How many independent or chain butchers, delis, and grocers have 50 percent of their stock lines pre-prepared, value added, and home meal replacement? Specialty food retail is at risk of extinction if meal pack and home delivery options are not introduced soon.

DELIVERY SYSTEMS

dominos.jpg Last Christmas, the most popular Christmas present given was a drone. Coming in at under $500 a unit now, drones have the potential to become a household must-have. For food catering, the largest
cost line is labour, and any technology advances that can lower staff costs is of great interest to operators.

Domino’s ‘Domicopter’ for home delivery pizza is undergoing heavy trials in China, and early adopter chain, Yo Sushi, in the UK is playing around with drones to deliver instore meals.

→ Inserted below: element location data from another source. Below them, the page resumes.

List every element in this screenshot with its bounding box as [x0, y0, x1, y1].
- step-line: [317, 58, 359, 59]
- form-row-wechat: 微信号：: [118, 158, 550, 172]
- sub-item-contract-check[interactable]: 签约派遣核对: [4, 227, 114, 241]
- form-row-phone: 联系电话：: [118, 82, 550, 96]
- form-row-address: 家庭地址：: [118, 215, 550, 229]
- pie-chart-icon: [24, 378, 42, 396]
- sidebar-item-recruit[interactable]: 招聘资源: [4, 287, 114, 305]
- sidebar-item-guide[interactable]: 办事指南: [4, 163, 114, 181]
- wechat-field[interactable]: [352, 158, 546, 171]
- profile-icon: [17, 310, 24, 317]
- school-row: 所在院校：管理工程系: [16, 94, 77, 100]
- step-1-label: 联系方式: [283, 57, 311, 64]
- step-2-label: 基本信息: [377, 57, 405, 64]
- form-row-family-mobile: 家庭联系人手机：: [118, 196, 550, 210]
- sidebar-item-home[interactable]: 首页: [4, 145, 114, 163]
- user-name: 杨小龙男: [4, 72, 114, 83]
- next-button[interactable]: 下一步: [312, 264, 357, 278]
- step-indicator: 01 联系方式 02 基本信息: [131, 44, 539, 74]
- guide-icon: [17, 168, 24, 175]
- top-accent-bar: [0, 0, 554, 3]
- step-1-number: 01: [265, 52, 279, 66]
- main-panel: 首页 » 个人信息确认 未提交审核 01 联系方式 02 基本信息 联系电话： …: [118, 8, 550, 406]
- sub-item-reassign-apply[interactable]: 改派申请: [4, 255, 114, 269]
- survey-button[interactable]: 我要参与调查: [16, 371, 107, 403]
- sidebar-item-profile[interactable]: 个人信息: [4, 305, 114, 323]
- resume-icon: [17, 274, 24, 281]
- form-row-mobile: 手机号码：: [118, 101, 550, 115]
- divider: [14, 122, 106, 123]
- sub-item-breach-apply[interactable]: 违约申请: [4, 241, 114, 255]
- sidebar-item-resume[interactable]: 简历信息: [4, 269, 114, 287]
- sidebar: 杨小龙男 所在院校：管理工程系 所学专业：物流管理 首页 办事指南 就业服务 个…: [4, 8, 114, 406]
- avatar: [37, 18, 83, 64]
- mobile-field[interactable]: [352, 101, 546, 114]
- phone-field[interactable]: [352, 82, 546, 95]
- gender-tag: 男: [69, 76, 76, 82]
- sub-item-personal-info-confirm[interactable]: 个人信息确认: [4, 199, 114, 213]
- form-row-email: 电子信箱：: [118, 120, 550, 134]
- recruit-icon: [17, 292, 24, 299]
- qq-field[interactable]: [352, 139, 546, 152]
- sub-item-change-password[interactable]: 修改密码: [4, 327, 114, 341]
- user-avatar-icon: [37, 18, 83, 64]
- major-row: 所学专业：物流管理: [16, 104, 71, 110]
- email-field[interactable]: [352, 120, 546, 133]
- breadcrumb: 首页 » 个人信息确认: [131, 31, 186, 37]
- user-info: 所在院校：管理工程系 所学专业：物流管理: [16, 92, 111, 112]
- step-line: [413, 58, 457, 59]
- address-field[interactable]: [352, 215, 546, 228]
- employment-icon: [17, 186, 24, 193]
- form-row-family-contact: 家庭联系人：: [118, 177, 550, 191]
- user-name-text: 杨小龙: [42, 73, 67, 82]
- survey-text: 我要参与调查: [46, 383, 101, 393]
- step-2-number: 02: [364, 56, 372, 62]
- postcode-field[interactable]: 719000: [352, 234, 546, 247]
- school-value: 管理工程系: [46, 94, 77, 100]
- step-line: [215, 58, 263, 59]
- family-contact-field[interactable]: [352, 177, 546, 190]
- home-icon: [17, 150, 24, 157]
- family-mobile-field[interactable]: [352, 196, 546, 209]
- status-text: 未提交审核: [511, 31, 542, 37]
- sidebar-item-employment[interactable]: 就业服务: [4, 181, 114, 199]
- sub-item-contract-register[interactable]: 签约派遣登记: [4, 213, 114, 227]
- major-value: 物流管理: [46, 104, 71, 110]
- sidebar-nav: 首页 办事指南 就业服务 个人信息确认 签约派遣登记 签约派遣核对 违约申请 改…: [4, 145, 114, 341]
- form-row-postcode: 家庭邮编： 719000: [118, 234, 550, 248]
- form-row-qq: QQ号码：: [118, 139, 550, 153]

There are also multiple digital platforms offering collaborative delivery models for retailers to be members of. As our addiction to devices and inhome data streaming grows, giving us less and less need to go out to meet friends or catch a movie, home delivery of casual meals, liquor, and grocery is
a natural opportunity.

So there you have the mega trends. There’s some minor trends too around health and wellbeing, cashless purchasing, improved ordering and delivering models, and pop ups. As always, Brain & Poulter cautions that there is no cookie cutter package for growing food catering and food retail in any asset.

Each site needs a careful dissection of the below five points to determine how big the upside is:
1. Trade area demographics;
2. Current performance;
3. Competition;
4. Emerging trends; and
5. The individual site attributes.

The above is our dining DNA barometer, and it is only by funnelling all five insights into your planning that really identifies the ultimate way to ride the main courses boom through the upswing.